The application of an individual and numeric risk score summarizes all available clinical and histopathological data that is predictive for long-term oncological outcome. Future clinical trials could rely on this risk score to find differences for overall survival which is the actual outcome parameter of primary interest. Thus, it is imaginable that subgroups could be treated with or without adjuvant therapy not according to single features such as TNM-status but based on the affiliation to the risk groups presented in this study. Likewise, high-risk patients with worst prognosis could be analyzed separately to eventually achieve improvements in surveillance and treatment. In this context, it is urgent to identify and characterize high-risk patients with unfavorable histopathological and postoperative parameters who still show a comparably good survival. To this date, it is not properly understood if the mere fact that the tumor was resected may nevertheless have an impact on overall survival for this specific patient collective and it is debatable if immunological reactions play a role. It is also necessary to implement a generally accepted risk score such as the presented machine learning model regardless of resectional status to offer a prognostic tool also for palliative situations.

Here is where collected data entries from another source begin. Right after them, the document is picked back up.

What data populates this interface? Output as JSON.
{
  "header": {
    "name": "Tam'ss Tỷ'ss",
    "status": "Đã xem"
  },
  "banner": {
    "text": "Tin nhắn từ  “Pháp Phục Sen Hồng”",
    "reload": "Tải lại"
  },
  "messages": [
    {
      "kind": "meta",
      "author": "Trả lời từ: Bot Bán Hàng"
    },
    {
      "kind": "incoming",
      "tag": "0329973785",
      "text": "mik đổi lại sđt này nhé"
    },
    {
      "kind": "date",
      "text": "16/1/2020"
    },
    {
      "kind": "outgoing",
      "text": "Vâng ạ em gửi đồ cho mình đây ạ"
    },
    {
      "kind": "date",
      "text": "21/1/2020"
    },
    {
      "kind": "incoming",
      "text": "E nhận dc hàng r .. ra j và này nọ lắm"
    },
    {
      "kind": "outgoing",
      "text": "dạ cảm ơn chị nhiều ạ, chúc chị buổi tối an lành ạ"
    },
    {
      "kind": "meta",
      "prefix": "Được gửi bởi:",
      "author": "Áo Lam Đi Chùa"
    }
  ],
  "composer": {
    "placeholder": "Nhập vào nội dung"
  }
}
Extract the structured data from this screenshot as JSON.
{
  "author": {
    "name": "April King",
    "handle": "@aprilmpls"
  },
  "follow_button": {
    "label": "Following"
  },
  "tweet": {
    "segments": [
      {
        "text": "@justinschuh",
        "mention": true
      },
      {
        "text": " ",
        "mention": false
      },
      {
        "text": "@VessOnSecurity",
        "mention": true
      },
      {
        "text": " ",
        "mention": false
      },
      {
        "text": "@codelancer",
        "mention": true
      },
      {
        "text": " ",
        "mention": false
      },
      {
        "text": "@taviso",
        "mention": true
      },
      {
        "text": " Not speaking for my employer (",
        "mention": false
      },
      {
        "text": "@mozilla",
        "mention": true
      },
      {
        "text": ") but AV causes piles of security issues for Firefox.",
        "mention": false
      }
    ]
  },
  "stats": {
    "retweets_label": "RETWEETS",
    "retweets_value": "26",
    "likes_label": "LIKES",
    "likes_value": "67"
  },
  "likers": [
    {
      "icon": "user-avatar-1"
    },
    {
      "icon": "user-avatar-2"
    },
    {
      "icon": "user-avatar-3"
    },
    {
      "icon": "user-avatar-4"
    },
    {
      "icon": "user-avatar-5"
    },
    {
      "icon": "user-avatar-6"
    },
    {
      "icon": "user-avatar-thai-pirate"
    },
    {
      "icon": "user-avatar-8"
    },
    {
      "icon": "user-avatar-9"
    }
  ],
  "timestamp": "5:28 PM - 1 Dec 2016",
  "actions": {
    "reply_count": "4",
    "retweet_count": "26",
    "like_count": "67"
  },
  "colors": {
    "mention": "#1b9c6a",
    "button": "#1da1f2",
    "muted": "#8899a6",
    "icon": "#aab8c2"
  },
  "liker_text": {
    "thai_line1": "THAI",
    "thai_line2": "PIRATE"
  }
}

This study is outstanding due to a systematic follow-up, high data quality and a thorough, state-of-the-art imputation with application of documented Python packages. In regard to most medical publications that often do not even deal with missingness at all, the overall data missingness of 1.3% is considered to be comparatively low. Moreover, we imputed the missing data via IterativeImputer from the scikit-learn package. IterativeImputer is a multivariate imputation method which estimates each missing feature from all other existing data points. Thus, it is possible to impute missing values by modeling each missing feature as a function of other features in a round-robin fashion. Even though data missingness is in general a limitation, this very low number of missing data points and our elaborate way of imputation both stand out in contrast to other works with simple data point deletion or imputation via means. All reported machine learning models are retrievable and reproducible via open source and have been cited accordingly. However, the clinical relevance of the reported RSF model as well as the other machine learning models needs to be clarified in prospective analyses with inevitably necessary external validation. Furthermore, the value differences between the several survival forest models are limited to some hundredths of the c-index and the discussion of these differences may be of limited clinical relevance. Nevertheless, we could show in a supervised learning setting that the algorithms were able to automatically select and extract predictors that are verifiably relevant for long-term prognosis.

Conclusions

The results of our study demonstrate how machine learning algorithms can outperform usual prediction models for oncological outcome after resection of gastroesophageal tumors. Our results suggest that compared to other methods the random survival forest is most appropriate to predict long-term prognosis. We provide a clinical tool for clinicians which has to be validated based on further collectives in the future. In the future, interventional trials could be designed in a way that outcome parameters such as the presented risk score are evaluated to measure therapeutic interventions.